Saturday, April 1, 2023

RYAN QUINN FLANAGAN

 


Just Tell Them I Shot Camelot Jack

 

Magic bullets,

I’m that good –

just tell them I shot Camelot Jack,

no need to get into specifics,

no one really cares about them anymore,

just tell them I did it and that should be good enough

to ride shotgun all the way to the moon –

tell them I was there as well,

installed a hot tub right on the surface

that produces nothing but strange rashes

and counterfeit twenties;

I’m an enterprising fellow –

ran guns to the Sandinistas with my trusty

white alpaca named Fletcher:

if anyone asks, just say you misplaced the evidence,

that I’m a long-time Castro enthusiast even

though I only liked his beard.

In The Future

 

there’s a robot comedian

who rips off his own head

7 nights a week,

tosses it into the air

yelling: HEADS UP!

before trying to catch it

without a head.

The rest of the show

is the body of the robot comedian

down on all fours,

trying to find its head

while the audience

laughs.

The Night That Stuffed Wolf Fell Down From The Ceiling Onto The Ice

 

It was beginning to look like a rout.

The home team had just scored again.

 

A retractable stuffed wolf came out of the ceiling

as it did after each home team goal.

 

Only this time,

the stuffed wolf fell down from the ceiling

onto the ice below.

 

Two girls from the spirit squad

quickly skated out with shovels to remove

the stuffed wolf through an open Zamboni

door and the end of the rink.

 

The game resumed and the home team won,

but it was the fallen stuffed wolf that made the

Sudbury papers.

 

They would need a new stuffed wolf, pronto!

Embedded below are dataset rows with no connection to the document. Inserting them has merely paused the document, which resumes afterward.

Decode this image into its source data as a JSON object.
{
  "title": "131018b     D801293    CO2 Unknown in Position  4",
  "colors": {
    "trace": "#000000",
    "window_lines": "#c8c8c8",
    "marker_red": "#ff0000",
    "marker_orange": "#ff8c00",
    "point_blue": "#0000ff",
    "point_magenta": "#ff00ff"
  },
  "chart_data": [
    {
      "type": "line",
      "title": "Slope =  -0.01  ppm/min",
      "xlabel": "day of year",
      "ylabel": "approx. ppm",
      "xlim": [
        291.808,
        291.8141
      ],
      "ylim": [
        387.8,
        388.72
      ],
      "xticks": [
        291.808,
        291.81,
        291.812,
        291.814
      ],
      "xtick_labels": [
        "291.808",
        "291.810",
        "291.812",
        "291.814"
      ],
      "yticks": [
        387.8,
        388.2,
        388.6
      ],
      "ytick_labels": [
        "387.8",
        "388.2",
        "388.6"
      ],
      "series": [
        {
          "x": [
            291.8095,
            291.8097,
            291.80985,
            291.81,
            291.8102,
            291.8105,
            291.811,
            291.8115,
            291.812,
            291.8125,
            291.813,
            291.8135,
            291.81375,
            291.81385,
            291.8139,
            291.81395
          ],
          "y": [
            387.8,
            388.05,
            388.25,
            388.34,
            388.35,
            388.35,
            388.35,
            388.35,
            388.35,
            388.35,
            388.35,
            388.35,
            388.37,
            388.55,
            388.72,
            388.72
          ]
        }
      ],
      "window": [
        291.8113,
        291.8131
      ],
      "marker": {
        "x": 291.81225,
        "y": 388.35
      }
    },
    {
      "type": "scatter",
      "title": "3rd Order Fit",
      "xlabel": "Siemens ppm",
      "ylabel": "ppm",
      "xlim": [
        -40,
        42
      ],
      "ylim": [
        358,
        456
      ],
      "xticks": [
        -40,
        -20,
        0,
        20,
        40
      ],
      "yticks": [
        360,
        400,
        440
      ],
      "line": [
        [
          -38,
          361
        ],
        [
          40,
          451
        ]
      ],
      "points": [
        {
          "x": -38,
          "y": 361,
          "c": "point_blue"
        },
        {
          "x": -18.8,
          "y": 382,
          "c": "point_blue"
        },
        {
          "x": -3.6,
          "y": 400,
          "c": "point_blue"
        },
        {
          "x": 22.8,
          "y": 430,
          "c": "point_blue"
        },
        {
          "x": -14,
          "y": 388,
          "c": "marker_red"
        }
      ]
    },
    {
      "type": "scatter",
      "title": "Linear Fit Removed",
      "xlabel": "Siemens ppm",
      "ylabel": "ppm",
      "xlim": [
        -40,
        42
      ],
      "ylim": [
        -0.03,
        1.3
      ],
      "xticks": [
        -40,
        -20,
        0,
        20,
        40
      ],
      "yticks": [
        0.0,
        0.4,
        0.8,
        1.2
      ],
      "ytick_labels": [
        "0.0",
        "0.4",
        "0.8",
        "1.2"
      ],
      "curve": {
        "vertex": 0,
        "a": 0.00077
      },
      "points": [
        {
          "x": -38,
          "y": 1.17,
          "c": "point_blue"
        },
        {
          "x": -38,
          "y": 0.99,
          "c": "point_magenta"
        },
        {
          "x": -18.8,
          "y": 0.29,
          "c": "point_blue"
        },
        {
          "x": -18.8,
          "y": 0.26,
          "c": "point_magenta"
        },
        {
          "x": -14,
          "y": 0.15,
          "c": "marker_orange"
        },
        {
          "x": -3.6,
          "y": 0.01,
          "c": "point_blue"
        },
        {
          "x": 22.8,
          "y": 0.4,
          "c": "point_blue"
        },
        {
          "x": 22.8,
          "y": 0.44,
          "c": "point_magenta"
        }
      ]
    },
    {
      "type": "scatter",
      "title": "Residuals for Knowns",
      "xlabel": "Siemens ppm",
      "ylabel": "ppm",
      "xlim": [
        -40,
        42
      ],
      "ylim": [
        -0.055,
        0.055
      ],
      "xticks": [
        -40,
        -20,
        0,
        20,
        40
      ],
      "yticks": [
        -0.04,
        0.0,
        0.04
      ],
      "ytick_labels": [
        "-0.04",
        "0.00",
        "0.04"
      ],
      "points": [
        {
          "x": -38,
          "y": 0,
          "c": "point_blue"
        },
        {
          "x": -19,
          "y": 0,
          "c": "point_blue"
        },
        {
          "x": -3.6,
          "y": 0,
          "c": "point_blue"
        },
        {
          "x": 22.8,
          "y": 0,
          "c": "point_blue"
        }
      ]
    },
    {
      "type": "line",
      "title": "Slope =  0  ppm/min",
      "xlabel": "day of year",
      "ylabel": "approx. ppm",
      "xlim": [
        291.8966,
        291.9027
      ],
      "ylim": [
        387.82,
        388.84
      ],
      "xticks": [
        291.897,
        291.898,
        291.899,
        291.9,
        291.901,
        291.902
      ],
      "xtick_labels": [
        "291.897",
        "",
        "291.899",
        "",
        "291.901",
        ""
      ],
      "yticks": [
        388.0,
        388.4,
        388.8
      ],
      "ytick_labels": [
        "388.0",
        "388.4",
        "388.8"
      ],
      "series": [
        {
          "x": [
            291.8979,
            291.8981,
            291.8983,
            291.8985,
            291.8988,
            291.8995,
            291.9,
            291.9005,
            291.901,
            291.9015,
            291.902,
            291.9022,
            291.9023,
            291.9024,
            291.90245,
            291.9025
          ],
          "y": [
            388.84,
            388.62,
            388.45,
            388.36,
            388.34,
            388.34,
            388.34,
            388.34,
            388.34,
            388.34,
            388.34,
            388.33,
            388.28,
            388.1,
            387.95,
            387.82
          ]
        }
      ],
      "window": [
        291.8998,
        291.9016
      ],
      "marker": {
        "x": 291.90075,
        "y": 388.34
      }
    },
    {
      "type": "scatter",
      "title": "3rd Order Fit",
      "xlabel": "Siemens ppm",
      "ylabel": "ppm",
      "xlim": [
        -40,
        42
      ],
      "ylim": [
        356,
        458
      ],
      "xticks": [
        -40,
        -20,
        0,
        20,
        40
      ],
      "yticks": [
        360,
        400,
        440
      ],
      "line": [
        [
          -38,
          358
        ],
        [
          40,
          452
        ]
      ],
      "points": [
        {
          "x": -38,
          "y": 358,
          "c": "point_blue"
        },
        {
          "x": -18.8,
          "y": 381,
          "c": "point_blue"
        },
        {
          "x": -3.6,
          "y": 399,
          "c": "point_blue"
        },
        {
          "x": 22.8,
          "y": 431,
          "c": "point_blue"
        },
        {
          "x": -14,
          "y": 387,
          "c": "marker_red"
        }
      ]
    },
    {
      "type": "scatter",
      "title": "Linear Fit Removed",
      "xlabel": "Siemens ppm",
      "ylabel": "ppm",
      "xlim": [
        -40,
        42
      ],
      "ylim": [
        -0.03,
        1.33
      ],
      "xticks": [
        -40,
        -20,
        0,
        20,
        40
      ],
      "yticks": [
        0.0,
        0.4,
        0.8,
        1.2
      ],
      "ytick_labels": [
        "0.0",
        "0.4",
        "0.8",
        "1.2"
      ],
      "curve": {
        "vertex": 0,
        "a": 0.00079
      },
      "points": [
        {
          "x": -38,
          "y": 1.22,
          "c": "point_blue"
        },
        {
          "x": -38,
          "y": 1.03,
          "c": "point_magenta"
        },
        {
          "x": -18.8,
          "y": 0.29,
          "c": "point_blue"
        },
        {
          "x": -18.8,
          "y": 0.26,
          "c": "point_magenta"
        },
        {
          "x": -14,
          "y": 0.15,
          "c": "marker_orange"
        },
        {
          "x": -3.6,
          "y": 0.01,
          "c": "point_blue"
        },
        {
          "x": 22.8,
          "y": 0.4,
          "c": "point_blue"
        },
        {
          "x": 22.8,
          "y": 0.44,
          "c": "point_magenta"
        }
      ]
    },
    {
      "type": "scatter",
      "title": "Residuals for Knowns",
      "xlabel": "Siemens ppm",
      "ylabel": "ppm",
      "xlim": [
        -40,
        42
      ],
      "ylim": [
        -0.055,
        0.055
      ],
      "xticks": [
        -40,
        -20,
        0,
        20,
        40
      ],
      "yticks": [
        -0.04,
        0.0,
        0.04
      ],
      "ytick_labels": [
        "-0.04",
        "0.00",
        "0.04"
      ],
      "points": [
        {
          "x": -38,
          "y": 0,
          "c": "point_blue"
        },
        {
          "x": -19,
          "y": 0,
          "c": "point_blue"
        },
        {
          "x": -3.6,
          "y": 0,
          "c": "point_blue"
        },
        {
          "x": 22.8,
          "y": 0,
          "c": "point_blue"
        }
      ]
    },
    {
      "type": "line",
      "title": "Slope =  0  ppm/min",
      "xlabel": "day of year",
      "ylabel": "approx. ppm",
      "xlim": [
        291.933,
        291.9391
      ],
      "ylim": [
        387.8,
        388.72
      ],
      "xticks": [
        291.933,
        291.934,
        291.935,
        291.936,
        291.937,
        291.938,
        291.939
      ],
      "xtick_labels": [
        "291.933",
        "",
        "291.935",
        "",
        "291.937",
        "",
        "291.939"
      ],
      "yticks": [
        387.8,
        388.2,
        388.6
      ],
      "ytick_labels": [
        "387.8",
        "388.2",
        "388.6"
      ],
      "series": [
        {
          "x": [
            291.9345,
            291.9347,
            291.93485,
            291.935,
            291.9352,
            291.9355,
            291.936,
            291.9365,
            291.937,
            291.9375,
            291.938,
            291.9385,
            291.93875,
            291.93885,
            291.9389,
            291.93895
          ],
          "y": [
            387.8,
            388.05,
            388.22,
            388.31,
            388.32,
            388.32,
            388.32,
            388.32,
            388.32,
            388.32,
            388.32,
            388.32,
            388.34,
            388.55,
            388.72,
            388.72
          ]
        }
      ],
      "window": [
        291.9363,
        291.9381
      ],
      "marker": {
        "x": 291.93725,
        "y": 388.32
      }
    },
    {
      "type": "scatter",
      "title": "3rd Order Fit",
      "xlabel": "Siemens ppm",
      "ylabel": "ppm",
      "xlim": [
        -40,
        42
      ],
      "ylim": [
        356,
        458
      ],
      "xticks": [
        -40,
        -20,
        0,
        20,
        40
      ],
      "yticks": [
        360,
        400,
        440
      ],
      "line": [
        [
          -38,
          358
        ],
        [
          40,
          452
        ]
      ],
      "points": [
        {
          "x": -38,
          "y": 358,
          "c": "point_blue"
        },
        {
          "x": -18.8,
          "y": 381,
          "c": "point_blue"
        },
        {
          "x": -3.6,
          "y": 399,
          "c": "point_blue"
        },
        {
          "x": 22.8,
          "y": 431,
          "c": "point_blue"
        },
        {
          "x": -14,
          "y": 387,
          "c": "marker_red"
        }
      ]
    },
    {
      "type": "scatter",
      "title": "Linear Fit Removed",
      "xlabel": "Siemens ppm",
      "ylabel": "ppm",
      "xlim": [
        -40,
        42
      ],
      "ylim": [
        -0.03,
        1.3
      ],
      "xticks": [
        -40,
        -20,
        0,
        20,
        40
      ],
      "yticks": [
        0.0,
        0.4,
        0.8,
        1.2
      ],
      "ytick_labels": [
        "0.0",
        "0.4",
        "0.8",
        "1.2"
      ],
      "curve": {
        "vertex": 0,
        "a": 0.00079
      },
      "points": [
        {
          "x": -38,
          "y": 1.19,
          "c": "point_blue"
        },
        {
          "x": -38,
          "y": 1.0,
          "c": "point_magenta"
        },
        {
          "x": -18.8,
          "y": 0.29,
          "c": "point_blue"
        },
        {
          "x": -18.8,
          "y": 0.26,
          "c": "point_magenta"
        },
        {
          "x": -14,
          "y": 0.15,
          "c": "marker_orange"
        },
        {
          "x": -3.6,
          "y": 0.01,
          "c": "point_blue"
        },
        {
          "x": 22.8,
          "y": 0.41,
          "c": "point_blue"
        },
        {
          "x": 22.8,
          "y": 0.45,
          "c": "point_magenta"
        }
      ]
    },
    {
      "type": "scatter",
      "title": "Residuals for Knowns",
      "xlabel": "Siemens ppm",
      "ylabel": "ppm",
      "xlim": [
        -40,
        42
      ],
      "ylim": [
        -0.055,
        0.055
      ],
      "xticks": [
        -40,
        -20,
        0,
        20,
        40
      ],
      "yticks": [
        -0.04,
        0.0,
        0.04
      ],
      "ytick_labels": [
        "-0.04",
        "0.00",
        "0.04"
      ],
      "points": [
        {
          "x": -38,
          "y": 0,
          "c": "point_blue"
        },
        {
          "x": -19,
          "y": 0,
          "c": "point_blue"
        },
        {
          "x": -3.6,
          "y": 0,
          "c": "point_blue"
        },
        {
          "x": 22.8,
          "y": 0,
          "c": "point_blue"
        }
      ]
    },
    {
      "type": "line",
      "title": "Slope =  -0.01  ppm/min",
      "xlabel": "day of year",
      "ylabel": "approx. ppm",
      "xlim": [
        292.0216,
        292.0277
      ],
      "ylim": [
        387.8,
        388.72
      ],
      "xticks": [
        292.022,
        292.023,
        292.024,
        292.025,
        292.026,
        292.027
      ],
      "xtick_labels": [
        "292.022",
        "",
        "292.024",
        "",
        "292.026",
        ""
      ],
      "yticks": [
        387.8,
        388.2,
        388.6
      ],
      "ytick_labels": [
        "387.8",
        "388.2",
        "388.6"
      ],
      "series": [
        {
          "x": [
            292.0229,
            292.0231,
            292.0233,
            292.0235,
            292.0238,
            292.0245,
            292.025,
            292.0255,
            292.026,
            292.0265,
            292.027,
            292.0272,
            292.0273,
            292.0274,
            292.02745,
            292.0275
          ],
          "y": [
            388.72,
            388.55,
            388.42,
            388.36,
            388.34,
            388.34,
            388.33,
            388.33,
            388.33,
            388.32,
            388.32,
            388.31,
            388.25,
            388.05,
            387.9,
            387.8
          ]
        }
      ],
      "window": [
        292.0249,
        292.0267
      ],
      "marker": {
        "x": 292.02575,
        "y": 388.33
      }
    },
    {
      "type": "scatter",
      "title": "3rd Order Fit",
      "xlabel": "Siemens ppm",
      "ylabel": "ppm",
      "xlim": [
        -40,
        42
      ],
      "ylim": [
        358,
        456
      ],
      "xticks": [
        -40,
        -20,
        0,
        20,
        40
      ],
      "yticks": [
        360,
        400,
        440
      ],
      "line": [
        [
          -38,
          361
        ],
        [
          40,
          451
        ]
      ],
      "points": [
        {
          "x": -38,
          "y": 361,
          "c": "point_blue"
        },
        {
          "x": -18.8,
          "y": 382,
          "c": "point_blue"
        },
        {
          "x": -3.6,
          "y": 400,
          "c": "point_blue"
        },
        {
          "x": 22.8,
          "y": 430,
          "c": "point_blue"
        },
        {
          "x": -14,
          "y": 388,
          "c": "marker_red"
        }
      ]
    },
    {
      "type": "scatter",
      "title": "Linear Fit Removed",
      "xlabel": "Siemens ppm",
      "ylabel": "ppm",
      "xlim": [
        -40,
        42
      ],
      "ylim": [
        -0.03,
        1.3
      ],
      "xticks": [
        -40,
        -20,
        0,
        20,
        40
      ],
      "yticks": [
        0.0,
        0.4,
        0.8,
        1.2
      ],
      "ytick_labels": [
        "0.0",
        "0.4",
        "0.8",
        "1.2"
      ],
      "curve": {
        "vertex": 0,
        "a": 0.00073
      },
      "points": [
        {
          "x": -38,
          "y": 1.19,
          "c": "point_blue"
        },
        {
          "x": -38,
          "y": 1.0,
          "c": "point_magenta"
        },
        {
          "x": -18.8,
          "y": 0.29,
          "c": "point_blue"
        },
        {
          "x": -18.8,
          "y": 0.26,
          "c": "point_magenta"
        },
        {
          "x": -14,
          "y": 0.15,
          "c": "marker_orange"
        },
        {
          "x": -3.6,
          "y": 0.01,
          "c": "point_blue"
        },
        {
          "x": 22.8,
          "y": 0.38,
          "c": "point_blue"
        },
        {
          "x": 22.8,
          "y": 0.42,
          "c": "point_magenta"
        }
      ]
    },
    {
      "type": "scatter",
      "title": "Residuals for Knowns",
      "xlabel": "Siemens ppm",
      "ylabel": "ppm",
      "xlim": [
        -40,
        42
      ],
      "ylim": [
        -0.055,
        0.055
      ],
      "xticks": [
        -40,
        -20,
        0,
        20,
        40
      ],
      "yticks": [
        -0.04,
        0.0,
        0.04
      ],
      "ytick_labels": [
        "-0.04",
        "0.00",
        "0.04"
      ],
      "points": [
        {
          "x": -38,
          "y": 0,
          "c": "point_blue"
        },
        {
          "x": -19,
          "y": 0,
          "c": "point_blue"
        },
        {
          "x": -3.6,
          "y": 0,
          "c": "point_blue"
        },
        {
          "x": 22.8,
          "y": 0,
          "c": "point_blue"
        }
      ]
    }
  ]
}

There was another home game the next night

and the fans expected a dead wolf to cheer about.

 

RYAN QUINN FLANAGAN

 

RYAN QUINN FLANAGAN is a Canadian-born author residing in Elliot Lake, Ontario, Canada with his wife and many bears that rifle through his garbage.  His work can be found both in print and online in such places as: Evergreen Review, The New York Quarterly, Our Poetry Archive, Setu, Literary Yard, and The Oklahoma Review.